Over the past years, research has focused on the role of integrins during cell migration. Research has shown that integrins govern, through multiple intracellular pathways, many physiological processes including cell adhesion, survival, cell cycle and migration. This has led to a deeper understanding of their contribution to cancer progression and the development of several therapeutic strategies for the treatment of cancers and other human diseases. Unfortunately, clinical trials targeting cancer metastasis using integrin inhibition did not yield successful results. The challenge now is to define and identify novel therapeutic targets linked to integrins that might serve as more effective therapeutic opportunities. Once such potential opportunity comes from the insight that integrins play a critical role in modulating the physical structure of the nucleus in order to promote the movement of cancer cells through interstitial spaces and constricted environments. It is well known that cancer cells migrate and colonize of metastatic niches, which act as sanctuaries to protect cancer cells from existing chemo- and radiotherapies. In this review, we discussed the expansion of our knowledge of integrin-mediated confined migration with a view towards using this knowledge to develop novel treatments and improve the effectiveness of conventional therapies.

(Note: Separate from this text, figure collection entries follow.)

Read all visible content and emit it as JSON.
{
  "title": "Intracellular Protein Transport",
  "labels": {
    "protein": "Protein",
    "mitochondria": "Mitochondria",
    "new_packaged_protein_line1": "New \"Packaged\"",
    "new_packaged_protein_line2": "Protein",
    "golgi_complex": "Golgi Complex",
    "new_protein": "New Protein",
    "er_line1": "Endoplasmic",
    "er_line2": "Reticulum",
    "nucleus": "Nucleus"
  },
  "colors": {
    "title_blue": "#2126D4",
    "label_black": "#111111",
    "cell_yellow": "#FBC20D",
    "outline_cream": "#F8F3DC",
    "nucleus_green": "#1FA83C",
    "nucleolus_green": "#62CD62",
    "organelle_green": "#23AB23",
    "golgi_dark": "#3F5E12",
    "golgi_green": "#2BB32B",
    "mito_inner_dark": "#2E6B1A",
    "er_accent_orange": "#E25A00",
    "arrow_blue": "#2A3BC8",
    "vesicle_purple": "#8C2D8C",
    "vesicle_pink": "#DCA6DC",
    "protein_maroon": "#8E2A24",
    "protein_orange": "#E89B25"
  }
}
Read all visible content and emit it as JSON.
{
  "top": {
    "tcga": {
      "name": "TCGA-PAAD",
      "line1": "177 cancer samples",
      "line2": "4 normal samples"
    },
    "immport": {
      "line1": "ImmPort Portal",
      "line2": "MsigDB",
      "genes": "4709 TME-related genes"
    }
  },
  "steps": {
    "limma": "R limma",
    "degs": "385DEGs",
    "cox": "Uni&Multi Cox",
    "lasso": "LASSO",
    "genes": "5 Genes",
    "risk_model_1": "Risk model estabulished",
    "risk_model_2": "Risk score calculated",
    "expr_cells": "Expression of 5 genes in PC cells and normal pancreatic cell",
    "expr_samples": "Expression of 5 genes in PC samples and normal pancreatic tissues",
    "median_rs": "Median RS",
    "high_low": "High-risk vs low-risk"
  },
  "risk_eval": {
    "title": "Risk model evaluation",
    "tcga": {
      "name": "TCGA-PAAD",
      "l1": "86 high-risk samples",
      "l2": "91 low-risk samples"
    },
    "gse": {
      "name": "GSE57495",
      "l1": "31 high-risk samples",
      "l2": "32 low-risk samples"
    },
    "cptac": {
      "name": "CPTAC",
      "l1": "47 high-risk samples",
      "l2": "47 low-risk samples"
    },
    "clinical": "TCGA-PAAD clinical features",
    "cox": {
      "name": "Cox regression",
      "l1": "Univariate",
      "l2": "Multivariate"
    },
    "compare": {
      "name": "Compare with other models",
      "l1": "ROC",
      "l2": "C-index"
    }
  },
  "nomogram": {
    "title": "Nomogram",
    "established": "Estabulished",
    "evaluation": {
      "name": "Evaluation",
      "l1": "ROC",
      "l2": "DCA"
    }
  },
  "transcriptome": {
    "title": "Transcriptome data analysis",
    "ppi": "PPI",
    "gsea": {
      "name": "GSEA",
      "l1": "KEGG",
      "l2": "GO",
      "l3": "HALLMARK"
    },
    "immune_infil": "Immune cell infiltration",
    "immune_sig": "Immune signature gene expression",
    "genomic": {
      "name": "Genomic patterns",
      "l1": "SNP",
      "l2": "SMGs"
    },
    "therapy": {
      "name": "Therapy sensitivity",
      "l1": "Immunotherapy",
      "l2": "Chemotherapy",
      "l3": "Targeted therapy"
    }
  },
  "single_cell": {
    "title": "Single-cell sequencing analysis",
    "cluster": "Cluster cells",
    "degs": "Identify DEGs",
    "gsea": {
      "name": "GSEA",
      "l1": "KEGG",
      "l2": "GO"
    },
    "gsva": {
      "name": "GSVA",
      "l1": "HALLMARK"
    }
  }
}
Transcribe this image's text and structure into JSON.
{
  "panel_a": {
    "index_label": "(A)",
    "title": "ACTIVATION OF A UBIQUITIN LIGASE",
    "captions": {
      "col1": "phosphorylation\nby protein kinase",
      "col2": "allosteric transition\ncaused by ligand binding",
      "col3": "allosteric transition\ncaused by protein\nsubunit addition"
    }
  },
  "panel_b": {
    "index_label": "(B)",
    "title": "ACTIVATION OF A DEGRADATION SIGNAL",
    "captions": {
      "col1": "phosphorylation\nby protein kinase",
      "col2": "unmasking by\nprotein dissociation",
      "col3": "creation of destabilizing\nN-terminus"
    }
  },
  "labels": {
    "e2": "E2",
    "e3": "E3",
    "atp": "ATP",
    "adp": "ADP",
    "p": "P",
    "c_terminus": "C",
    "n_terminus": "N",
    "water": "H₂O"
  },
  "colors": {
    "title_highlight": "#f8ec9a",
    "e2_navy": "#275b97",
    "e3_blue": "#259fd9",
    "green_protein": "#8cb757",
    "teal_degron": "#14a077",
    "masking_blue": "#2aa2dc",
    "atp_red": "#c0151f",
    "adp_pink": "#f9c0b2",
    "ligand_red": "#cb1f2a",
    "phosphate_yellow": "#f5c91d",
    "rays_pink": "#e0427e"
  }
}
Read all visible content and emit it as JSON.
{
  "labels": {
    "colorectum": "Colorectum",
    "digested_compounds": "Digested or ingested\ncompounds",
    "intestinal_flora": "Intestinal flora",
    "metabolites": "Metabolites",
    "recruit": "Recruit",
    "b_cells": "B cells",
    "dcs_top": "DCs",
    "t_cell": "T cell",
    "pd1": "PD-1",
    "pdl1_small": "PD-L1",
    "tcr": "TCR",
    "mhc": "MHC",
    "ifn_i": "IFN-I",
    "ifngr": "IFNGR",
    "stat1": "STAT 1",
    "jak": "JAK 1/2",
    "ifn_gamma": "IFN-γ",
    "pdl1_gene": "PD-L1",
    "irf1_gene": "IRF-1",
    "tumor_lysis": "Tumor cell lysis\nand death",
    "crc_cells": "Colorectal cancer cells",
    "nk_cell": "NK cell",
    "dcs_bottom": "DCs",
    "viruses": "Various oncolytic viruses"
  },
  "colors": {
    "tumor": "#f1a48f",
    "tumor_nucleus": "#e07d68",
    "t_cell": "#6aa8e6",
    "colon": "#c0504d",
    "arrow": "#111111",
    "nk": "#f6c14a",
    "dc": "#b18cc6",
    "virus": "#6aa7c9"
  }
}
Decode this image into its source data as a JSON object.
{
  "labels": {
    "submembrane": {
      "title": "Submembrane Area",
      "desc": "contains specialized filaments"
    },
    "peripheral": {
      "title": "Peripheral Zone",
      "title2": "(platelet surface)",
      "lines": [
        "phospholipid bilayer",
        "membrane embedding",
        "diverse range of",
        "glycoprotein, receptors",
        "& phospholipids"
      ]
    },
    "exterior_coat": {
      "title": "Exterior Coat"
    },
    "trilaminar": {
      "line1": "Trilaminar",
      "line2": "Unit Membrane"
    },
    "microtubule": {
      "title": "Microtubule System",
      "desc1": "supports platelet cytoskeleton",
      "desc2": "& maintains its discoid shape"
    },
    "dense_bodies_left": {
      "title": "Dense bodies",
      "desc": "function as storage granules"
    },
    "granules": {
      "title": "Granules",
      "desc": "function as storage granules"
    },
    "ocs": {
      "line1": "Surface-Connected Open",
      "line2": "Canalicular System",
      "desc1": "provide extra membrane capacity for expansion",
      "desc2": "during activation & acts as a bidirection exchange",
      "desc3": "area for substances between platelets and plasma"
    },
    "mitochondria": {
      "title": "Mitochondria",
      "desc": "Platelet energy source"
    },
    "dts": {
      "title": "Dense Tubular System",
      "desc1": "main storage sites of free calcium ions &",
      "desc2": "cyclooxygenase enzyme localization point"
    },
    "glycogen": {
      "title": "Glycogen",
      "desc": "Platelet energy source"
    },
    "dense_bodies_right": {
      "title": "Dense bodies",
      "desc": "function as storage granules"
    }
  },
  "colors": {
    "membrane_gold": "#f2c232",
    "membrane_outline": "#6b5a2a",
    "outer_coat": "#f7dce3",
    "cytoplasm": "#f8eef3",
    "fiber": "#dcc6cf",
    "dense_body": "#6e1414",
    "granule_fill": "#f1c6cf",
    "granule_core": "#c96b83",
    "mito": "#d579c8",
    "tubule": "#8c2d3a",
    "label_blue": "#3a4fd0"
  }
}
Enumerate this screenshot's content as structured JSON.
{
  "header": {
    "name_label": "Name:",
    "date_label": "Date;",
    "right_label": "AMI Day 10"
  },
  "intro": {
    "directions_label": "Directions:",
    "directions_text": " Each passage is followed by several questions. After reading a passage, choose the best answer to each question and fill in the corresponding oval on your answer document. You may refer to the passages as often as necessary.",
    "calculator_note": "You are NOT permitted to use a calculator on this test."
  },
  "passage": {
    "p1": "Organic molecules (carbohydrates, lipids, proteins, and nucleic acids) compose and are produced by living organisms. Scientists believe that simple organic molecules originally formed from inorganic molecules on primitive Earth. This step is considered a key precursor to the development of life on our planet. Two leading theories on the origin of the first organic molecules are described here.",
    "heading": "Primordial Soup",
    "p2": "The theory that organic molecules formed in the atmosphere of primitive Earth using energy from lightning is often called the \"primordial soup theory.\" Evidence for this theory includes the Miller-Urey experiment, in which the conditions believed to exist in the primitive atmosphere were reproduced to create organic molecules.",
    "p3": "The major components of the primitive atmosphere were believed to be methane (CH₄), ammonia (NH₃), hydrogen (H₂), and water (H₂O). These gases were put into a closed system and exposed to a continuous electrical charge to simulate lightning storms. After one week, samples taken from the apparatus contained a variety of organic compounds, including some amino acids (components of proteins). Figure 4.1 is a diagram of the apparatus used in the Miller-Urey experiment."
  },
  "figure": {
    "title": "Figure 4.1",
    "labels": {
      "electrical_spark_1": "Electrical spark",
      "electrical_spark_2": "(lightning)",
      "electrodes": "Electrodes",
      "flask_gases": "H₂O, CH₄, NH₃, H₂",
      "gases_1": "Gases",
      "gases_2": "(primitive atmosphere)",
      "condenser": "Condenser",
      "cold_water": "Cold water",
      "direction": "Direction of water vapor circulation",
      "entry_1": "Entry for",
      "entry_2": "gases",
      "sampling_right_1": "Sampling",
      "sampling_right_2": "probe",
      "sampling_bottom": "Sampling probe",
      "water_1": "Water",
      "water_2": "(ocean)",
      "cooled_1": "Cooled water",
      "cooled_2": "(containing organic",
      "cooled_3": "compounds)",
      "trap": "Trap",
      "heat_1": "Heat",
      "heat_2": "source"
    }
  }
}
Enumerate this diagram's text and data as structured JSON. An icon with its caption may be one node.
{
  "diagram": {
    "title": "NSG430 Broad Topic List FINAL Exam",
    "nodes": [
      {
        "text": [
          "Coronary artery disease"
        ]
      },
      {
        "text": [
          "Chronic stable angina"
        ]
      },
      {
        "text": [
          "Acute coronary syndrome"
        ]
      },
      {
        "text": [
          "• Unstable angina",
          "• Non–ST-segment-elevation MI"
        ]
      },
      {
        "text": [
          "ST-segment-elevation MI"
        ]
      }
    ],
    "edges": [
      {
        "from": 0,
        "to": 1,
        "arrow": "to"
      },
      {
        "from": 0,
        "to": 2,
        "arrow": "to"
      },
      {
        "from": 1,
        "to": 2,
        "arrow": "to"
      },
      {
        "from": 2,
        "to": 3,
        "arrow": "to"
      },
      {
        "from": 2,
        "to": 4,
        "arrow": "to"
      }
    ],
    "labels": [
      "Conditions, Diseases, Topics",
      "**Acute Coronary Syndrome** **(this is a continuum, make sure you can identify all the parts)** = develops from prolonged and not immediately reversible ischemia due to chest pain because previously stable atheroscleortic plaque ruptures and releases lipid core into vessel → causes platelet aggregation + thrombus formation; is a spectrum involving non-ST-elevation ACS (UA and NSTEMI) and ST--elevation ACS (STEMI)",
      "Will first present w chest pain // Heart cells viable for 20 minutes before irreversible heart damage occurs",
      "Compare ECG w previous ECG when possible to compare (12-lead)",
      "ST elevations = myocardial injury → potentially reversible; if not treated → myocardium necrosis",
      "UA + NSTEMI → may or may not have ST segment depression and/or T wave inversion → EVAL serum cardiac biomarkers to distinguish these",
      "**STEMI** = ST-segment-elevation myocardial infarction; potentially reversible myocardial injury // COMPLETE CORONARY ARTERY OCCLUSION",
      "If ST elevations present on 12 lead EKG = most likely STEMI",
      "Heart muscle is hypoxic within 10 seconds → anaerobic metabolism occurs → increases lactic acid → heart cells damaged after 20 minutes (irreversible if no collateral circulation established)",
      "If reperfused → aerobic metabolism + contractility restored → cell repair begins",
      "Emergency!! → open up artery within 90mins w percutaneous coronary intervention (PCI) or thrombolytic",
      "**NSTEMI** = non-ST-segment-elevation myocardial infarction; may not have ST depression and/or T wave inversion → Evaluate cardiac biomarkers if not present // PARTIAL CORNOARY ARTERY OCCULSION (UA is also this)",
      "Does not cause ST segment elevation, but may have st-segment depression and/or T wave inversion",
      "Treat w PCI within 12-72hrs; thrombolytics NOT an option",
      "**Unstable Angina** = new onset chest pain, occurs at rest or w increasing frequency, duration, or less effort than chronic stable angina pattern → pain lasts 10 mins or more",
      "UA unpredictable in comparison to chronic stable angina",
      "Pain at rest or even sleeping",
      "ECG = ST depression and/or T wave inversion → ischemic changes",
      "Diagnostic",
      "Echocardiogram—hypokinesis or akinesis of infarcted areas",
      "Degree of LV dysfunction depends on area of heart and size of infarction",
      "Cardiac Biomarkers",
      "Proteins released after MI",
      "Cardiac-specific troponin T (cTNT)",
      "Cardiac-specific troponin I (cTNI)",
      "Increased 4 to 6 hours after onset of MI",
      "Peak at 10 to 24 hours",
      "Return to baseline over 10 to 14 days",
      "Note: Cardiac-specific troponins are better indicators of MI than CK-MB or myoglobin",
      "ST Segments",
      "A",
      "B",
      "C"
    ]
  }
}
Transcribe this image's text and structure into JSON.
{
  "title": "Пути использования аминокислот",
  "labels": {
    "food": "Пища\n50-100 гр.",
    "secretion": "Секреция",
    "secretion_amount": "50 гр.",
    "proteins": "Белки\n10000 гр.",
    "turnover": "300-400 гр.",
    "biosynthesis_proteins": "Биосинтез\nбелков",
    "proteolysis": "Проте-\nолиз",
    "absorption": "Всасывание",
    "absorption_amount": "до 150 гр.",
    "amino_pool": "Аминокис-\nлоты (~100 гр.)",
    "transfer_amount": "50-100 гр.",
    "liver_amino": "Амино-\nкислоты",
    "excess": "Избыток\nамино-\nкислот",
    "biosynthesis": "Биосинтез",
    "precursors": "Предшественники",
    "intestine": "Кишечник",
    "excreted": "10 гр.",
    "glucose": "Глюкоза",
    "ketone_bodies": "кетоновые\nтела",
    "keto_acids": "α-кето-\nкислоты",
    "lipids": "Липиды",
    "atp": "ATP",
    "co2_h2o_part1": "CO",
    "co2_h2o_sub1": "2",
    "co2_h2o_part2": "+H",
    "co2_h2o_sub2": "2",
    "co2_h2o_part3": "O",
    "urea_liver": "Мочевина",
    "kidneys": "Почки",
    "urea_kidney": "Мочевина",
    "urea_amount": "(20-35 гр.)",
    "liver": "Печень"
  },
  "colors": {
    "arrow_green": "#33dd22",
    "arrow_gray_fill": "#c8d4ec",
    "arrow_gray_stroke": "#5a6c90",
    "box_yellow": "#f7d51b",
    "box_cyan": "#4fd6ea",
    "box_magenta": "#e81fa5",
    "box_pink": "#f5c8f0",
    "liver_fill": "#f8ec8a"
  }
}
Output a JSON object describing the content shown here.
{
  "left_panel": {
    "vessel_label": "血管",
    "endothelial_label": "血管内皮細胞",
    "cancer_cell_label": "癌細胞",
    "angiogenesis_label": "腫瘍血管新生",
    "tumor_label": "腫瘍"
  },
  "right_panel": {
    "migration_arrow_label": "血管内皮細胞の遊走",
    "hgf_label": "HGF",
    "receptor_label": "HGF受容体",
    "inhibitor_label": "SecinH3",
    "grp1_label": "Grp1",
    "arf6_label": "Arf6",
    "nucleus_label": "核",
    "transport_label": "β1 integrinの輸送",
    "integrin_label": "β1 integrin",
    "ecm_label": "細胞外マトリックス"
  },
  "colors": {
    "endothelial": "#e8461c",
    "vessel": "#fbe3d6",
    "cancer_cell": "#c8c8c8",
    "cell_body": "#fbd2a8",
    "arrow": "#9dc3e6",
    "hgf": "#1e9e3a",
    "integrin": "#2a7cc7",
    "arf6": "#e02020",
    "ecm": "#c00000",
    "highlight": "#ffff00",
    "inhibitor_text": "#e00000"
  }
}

New advances in our understanding have shed light on how the physical shape and structure of the nucleus controls the migration of normal and cancer cells. Nuclear components, such as lamins, histones and nucleoskeletal proteins can change the ability of cells to translocate their nuclei or modify their mechanical properties to squeeze through narrow spaces. Here, we have reviewed some recent discoveries describing functional links between integrins with nuclear components and changes in nuclear deformability. Integrins are directly involved in the three main nuclear changes explored in this review, which includes nuclear translocation, nuclear deformability and functional connections with other intranuclear structures such as the nucleolus. Beyond our current knowledge about nuclear changes induced by integrins, additional research is clearly required to identify new targets against cancer migration and infiltration. Significant open questions remain to be elucidated, regarding to the molecular mechanisms connecting integrins with nuclear changes, and whether these require only require nucleus-cytoskeletal connections or whether signaling pathways might be also involved. Still, how alterations in the nuclear lamina, chromatin conformation, nucleoli number, etc. orchestrate nuclear structure and the mechanical properties of cancer cells need to be clarified. Exploring these questions would be extremely valuable to identify specific mechanisms used by migrating cells and whether any of these are specific to cancer cells. This in turn may open up an important new field of cancer research in the future and provide novel translational treatments against cancer dissemination.